I recently spoke to LucidEra, a company that specializes in sales analysis. The company targets mid size organizations and provides business intelligence capabilities and best practices to help organizations improve sales effectiveness. Rob Reid, CEO and Ken Rudin, VP of Marketing at LucidEra, explained that the company has compiled numerous metrics and analytics to help provide insight to sales organizations. The company delivers this functionality via a SaaS model. It works like this: LucidEra brings in your company data from a number of sources including salesforce.com (it can actually be installed as a tab in salesforce), Microsoft CRM, Excel, or a custom data source. It then analyzes the data and provides reports, graphs, and other visuals to the end user. Here’s a screen shot of one kind of analysis that examines new versus repeat business:

new-vs-repeat1

LucidEra offers a number of prebuilt metrics and dashboards and also allows companies to customize their own analysis. In this example, you can see that sales associated with new business is essentially flat and the revenue associated with this kind of sale is lower than that associated with repeat business. Repeat business, on the other hand, is higher and has a repeated pattern that shows an increase in the 4th quarter. This then begs the questions – what is driving the spike? Can it be used in other quarter? Why is first time business low? You get the idea. Other kinds of analysis include reporting on and analyzing what’s changed in your pipeline, leads analysis, and sales representative performance.

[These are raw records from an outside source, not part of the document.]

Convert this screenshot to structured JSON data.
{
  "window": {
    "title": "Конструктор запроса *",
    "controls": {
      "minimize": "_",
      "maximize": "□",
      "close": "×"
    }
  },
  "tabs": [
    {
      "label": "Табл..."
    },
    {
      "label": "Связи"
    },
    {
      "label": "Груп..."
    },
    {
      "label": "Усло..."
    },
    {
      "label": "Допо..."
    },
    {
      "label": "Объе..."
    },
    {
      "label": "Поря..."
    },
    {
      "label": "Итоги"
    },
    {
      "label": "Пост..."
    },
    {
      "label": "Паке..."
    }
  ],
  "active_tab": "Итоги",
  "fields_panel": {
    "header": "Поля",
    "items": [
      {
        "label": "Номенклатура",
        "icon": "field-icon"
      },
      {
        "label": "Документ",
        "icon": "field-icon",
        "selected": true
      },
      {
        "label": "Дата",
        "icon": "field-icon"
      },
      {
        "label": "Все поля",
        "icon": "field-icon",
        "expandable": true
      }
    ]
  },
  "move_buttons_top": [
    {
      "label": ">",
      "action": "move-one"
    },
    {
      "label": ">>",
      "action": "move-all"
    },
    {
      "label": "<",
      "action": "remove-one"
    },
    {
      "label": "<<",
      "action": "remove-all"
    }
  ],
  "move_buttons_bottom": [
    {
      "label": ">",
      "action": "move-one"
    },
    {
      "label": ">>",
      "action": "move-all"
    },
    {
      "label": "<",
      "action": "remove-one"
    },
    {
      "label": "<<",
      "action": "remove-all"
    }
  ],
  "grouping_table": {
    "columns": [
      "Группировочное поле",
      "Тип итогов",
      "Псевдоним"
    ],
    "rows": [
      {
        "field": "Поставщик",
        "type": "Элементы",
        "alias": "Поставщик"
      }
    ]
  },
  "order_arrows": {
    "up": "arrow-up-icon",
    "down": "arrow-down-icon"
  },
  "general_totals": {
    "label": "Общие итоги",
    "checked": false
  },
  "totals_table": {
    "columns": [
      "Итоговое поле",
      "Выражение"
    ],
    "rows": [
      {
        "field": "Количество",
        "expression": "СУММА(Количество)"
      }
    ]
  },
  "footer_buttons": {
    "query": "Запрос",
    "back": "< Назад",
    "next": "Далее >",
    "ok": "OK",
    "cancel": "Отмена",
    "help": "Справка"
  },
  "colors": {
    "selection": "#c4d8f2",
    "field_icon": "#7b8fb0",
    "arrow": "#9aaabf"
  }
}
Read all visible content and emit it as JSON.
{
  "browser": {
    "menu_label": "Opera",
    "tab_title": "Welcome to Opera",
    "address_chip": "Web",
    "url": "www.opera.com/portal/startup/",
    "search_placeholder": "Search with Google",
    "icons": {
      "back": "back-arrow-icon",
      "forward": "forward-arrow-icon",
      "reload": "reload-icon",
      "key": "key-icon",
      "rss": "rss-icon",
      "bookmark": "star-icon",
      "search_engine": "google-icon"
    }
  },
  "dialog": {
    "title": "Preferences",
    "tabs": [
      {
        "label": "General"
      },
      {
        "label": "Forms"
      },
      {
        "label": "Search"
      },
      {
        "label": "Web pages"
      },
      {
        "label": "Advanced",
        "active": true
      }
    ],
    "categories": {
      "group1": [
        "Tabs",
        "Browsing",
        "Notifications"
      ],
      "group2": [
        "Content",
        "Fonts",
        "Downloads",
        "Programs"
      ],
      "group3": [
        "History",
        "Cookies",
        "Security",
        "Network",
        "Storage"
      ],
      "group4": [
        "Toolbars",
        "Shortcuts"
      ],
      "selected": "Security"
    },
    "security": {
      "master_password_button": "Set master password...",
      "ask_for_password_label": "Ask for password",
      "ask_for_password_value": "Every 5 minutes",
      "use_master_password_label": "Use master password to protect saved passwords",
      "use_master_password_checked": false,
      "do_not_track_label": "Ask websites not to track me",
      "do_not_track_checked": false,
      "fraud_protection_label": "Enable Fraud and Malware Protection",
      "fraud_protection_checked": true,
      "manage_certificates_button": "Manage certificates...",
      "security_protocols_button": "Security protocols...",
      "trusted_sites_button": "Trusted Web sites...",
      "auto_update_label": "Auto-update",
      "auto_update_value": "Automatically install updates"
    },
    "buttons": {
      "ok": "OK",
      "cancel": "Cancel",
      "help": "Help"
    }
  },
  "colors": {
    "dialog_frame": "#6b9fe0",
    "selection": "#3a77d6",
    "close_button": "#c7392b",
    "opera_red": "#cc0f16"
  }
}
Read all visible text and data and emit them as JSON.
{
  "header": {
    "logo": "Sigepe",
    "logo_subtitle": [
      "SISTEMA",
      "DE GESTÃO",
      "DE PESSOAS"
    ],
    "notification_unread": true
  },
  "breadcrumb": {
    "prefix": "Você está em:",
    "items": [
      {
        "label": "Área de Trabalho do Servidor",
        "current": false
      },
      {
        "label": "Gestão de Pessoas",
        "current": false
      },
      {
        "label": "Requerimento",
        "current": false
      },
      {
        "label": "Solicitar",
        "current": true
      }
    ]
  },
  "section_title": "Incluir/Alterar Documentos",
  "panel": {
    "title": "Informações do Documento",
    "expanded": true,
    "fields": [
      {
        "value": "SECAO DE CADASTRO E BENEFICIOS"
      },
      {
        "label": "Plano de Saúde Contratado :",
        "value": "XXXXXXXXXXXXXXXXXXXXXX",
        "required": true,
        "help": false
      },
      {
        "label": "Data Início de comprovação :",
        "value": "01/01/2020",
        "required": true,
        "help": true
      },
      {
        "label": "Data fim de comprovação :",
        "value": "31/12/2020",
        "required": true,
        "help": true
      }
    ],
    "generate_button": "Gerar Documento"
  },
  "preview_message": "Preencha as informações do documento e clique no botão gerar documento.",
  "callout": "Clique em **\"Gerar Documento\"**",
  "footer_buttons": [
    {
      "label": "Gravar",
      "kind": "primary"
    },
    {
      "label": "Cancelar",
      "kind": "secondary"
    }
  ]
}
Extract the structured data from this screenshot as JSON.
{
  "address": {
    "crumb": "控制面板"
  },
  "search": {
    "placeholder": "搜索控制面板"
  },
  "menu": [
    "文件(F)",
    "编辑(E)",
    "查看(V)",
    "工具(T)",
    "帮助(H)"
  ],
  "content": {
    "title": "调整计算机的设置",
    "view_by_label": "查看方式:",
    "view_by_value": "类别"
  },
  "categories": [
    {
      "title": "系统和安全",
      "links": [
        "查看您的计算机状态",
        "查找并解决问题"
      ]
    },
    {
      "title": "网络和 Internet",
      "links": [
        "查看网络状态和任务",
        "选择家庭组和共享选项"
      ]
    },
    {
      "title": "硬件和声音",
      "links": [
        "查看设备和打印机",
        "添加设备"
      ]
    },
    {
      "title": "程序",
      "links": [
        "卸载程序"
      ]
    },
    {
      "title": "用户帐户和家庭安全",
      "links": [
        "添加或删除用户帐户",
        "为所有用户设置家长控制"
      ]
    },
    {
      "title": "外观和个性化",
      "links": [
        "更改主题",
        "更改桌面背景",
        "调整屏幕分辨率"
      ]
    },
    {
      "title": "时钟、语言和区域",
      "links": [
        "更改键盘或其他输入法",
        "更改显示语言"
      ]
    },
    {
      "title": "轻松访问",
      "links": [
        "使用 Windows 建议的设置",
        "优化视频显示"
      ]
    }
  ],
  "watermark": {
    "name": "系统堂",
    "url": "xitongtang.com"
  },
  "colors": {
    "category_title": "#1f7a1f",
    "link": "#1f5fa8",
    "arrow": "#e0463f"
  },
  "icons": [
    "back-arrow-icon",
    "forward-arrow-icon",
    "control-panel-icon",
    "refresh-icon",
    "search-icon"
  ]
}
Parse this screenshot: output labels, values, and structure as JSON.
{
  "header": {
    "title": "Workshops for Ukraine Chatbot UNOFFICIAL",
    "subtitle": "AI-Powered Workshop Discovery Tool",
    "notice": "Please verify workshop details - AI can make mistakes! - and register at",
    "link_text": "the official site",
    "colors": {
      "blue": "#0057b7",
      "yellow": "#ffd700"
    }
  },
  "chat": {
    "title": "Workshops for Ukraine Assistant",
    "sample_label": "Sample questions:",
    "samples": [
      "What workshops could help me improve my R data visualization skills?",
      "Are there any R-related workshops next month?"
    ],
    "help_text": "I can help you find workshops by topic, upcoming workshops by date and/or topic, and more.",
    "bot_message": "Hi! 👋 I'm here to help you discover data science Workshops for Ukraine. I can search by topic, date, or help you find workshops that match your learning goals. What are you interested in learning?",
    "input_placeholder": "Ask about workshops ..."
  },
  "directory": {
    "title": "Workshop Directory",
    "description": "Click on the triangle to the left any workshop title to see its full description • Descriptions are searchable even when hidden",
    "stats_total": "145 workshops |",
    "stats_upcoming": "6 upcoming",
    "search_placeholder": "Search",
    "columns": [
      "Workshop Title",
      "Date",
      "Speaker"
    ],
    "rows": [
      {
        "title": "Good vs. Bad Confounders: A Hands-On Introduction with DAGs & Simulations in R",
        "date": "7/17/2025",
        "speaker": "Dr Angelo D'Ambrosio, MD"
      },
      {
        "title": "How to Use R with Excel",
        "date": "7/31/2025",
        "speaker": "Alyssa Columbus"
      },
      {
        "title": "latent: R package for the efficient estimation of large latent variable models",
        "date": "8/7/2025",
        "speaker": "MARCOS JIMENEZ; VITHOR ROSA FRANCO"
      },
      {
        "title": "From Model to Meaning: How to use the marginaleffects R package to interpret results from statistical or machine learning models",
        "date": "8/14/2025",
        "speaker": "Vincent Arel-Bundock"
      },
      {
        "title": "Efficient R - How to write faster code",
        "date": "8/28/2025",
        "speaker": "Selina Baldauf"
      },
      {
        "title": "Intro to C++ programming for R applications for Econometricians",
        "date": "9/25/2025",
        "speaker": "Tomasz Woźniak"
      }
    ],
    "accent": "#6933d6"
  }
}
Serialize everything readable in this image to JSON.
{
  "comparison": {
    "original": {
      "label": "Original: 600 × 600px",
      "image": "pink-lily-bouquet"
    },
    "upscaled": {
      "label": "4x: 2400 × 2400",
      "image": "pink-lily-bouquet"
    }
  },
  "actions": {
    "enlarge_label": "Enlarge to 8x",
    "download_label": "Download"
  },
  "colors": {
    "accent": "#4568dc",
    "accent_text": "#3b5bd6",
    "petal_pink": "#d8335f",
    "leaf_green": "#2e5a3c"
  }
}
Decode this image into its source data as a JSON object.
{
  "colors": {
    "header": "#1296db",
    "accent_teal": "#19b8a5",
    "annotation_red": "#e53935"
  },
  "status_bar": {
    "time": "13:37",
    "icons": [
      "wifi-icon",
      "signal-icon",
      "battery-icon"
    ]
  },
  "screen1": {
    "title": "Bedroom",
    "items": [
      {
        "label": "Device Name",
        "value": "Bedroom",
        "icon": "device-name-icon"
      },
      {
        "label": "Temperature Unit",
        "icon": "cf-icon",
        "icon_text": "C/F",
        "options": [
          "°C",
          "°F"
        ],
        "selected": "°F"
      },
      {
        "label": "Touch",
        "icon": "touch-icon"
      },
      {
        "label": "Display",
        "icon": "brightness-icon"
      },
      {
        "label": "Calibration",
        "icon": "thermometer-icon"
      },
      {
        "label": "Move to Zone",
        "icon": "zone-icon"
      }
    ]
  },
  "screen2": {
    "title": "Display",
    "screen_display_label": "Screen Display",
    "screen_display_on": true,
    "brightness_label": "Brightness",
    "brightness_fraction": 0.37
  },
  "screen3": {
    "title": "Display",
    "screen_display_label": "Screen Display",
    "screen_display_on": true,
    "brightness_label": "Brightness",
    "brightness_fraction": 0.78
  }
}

To help companies get started, LucidEra provides a Pipeline Healthcheck service which focuses on identifying trends in key sales metrics, interpreting what the trends mean, and quantifying how changes in those metrics can affect your business. LucidEra will take your sales data and give you an assessment within 48 hours. Some of the topics a Healthcheck includes are:

  • What changes have occurred in your pipeline in the last week, month, quarter, etc?
  • What are the trends across your critical pipeline metrics such as win rate, average deal size, and the average length of your sales cycle?
  • What are the key factors that influence these metrics? For example, how does the length of your sales cycle vary by industry, by lead source, by the size of the deal, etc?
  • What is the likelihood of a deal closing based on the characteristics of the deal, such as whether it’s a new customer or a repeat customer?
  • Which forecasted deals are at risk? For example, which deals are stuck in your pipeline?
  • Where are the characteristics of the deals that you’re most likely to win; that is, what’s your sales “sweet spot”?
  • How do sales reps and regions compare on key metrics such as win rate or deal size, and how is that trending over time? How do these metrics differ based on how long a sales rep has been with your company?
  • What is the quality of your sales data, and what key information is missing which would give you valuable insight into your pipeline, sales people, or sale process?

The upshot?

I’m a big believer in asking meaningful questions about data and interpreting it properly. Sometimes, companies have good intentions – like analyzing sales data – but don’t know the right questions to ask. They may have the data at their fingertips, but this doesn’t help if they can’t effectively analyze it. Don’t get me wrong, I’m not saying that making BI more accessible is a bad thing. My point is that it does take some talent, however, to ask the right questions and interpret the results. Companies like LucidEra that provide a best practice approach in a useable way can help organizations that are struggling to figure out what all of their data means.

Metrics that matter actually do matter.